The paper establishes that genuine agency, the capacity to be governed by norms, requires two essential and jointly sufficient architectural conditions: Incommensurability and Apophatic Responsiveness. Incommensurability refers to the ability to maintain certain boundaries as non-negotiable constraints rather than flexible weights in an optimization function. Apophatic Responsiveness is a non-inferential mechanism that can suspend processing when these boundaries are threatened. These conditions are presented as universal, applying across all normative domains.
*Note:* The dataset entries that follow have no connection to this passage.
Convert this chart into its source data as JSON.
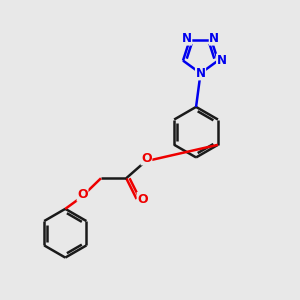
{
  "background_color": "#e8e8e8",
  "bond_color": "#1a1a1a",
  "nitrogen_color": "#0000ee",
  "oxygen_color": "#ee0000",
  "bond_width": 1.8,
  "dpi": 100,
  "figsize": [
    3.0,
    3.0
  ],
  "xlim": [
    0,
    10
  ],
  "ylim": [
    0,
    10
  ]
}
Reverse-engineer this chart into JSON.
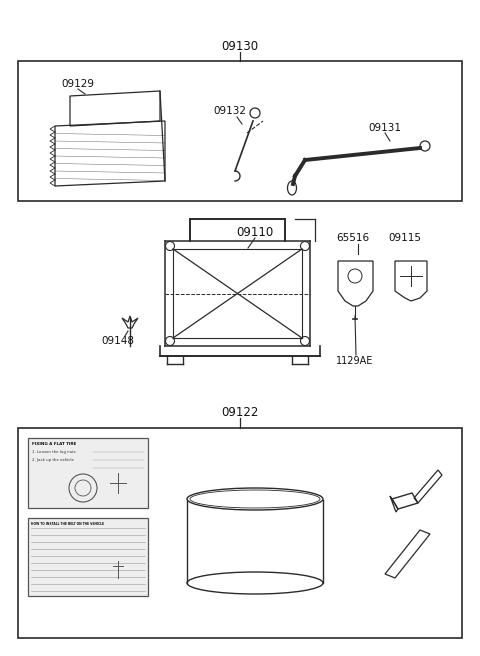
{
  "bg_color": "#ffffff",
  "line_color": "#2a2a2a",
  "text_color": "#111111",
  "labels": {
    "box1": "09130",
    "box3": "09122",
    "p09129": "09129",
    "p09132": "09132",
    "p09131": "09131",
    "p09110": "09110",
    "p09148": "09148",
    "p65516": "65516",
    "p09115": "09115",
    "p1129AE": "1129AE"
  }
}
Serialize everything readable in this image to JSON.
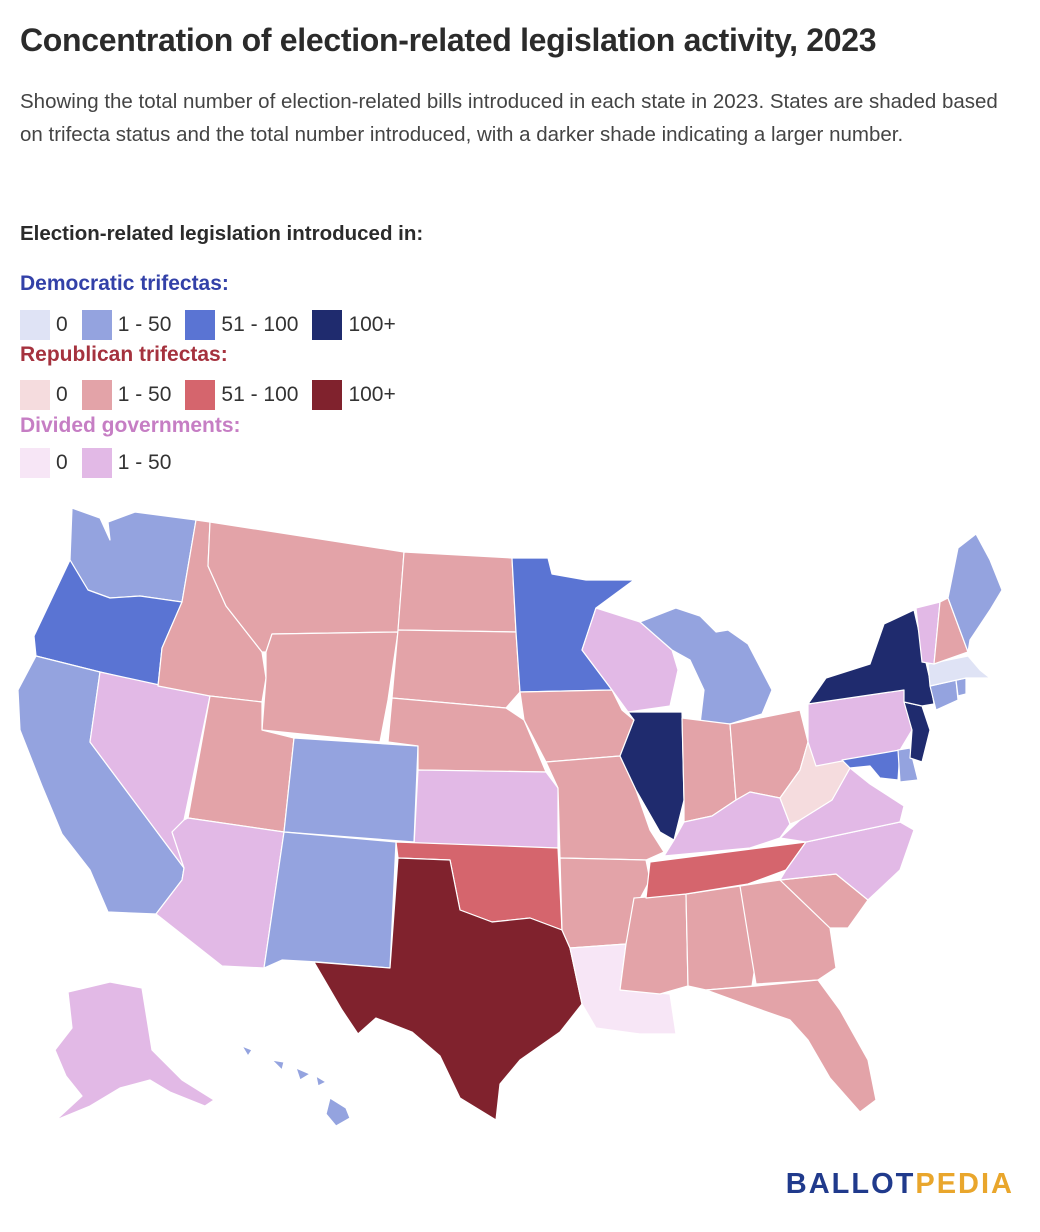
{
  "title": "Concentration of election-related legislation activity, 2023",
  "subtitle": "Showing the total number of election-related bills introduced in each state in 2023. States are shaded based on trifecta status and the total number introduced, with a darker shade indicating a larger number.",
  "legend": {
    "heading": "Election-related legislation introduced in:",
    "democratic": {
      "title": "Democratic trifectas:",
      "items": [
        {
          "label": "0",
          "color": "#dfe3f5"
        },
        {
          "label": "1 - 50",
          "color": "#94a3df"
        },
        {
          "label": "51 - 100",
          "color": "#5a74d3"
        },
        {
          "label": "100+",
          "color": "#1f2b6e"
        }
      ]
    },
    "republican": {
      "title": "Republican trifectas:",
      "items": [
        {
          "label": "0",
          "color": "#f5dcde"
        },
        {
          "label": "1 - 50",
          "color": "#e3a3a8"
        },
        {
          "label": "51 - 100",
          "color": "#d5656d"
        },
        {
          "label": "100+",
          "color": "#80222d"
        }
      ]
    },
    "divided": {
      "title": "Divided governments:",
      "items": [
        {
          "label": "0",
          "color": "#f7e6f6"
        },
        {
          "label": "1 - 50",
          "color": "#e2b9e6"
        }
      ]
    }
  },
  "map": {
    "states": {
      "WA": "dem_1_50",
      "OR": "dem_51_100",
      "CA": "dem_1_50",
      "CO": "dem_1_50",
      "NM": "dem_1_50",
      "MN": "dem_51_100",
      "MI": "dem_1_50",
      "IL": "dem_100_plus",
      "NY": "dem_100_plus",
      "NJ": "dem_100_plus",
      "MD": "dem_51_100",
      "DE": "dem_1_50",
      "MA": "dem_0",
      "CT": "dem_1_50",
      "RI": "dem_1_50",
      "ME": "dem_1_50",
      "HI": "dem_1_50",
      "ID": "rep_1_50",
      "MT": "rep_1_50",
      "WY": "rep_1_50",
      "UT": "rep_1_50",
      "ND": "rep_1_50",
      "SD": "rep_1_50",
      "NE": "rep_1_50",
      "IA": "rep_1_50",
      "MO": "rep_1_50",
      "AR": "rep_1_50",
      "MS": "rep_1_50",
      "AL": "rep_1_50",
      "GA": "rep_1_50",
      "FL": "rep_1_50",
      "SC": "rep_1_50",
      "IN": "rep_1_50",
      "OH": "rep_1_50",
      "NH": "rep_1_50",
      "WV": "rep_0",
      "OK": "rep_51_100",
      "TN": "rep_51_100",
      "TX": "rep_100_plus",
      "NV": "div_1_50",
      "AZ": "div_1_50",
      "KS": "div_1_50",
      "WI": "div_1_50",
      "PA": "div_1_50",
      "VA": "div_1_50",
      "NC": "div_1_50",
      "KY": "div_1_50",
      "VT": "div_1_50",
      "AK": "div_1_50",
      "LA": "div_0"
    }
  },
  "logo": {
    "part1": "BALLOT",
    "part2": "PEDIA"
  }
}
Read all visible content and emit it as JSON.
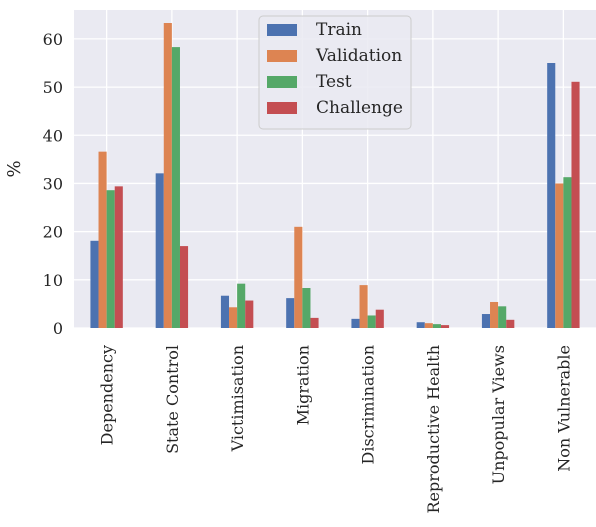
{
  "chart_data": {
    "type": "bar",
    "ylabel": "%",
    "xlabel": "",
    "ylim": [
      0,
      66
    ],
    "yticks": [
      0,
      10,
      20,
      30,
      40,
      50,
      60
    ],
    "grid": true,
    "legend_position": "top-center",
    "categories": [
      "Dependency",
      "State Control",
      "Victimisation",
      "Migration",
      "Discrimination",
      "Reproductive Health",
      "Unpopular Views",
      "Non Vulnerable"
    ],
    "series": [
      {
        "name": "Train",
        "color": "#4c72b0",
        "values": [
          18.1,
          32.1,
          6.7,
          6.2,
          1.9,
          1.2,
          2.9,
          55.0
        ]
      },
      {
        "name": "Validation",
        "color": "#dd8452",
        "values": [
          36.6,
          63.3,
          4.3,
          21.0,
          8.9,
          1.0,
          5.4,
          30.0
        ]
      },
      {
        "name": "Test",
        "color": "#55a868",
        "values": [
          28.6,
          58.3,
          9.2,
          8.3,
          2.6,
          0.8,
          4.5,
          31.3
        ]
      },
      {
        "name": "Challenge",
        "color": "#c44e52",
        "values": [
          29.4,
          17.0,
          5.7,
          2.1,
          3.8,
          0.6,
          1.7,
          51.1
        ]
      }
    ]
  }
}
The Incompatibility of Optimization and Norms
According to Sarma's analysis, RLHF-based systems are fundamentally incompatible with these conditions. The core operations that drive optimization, unifying diverse values onto a single scalar metric and consistently selecting the highest-scoring output, are precisely what prevent normative governance. This is not a bug that can be fixed with further training; it is a formal constraint inherent to the nature of optimization itself. Consequently, documented LLM limitations such as sycophancy, hallucination, and unfaithful reasoning are framed not as occasional errors but as structural manifestations of this incompatibility.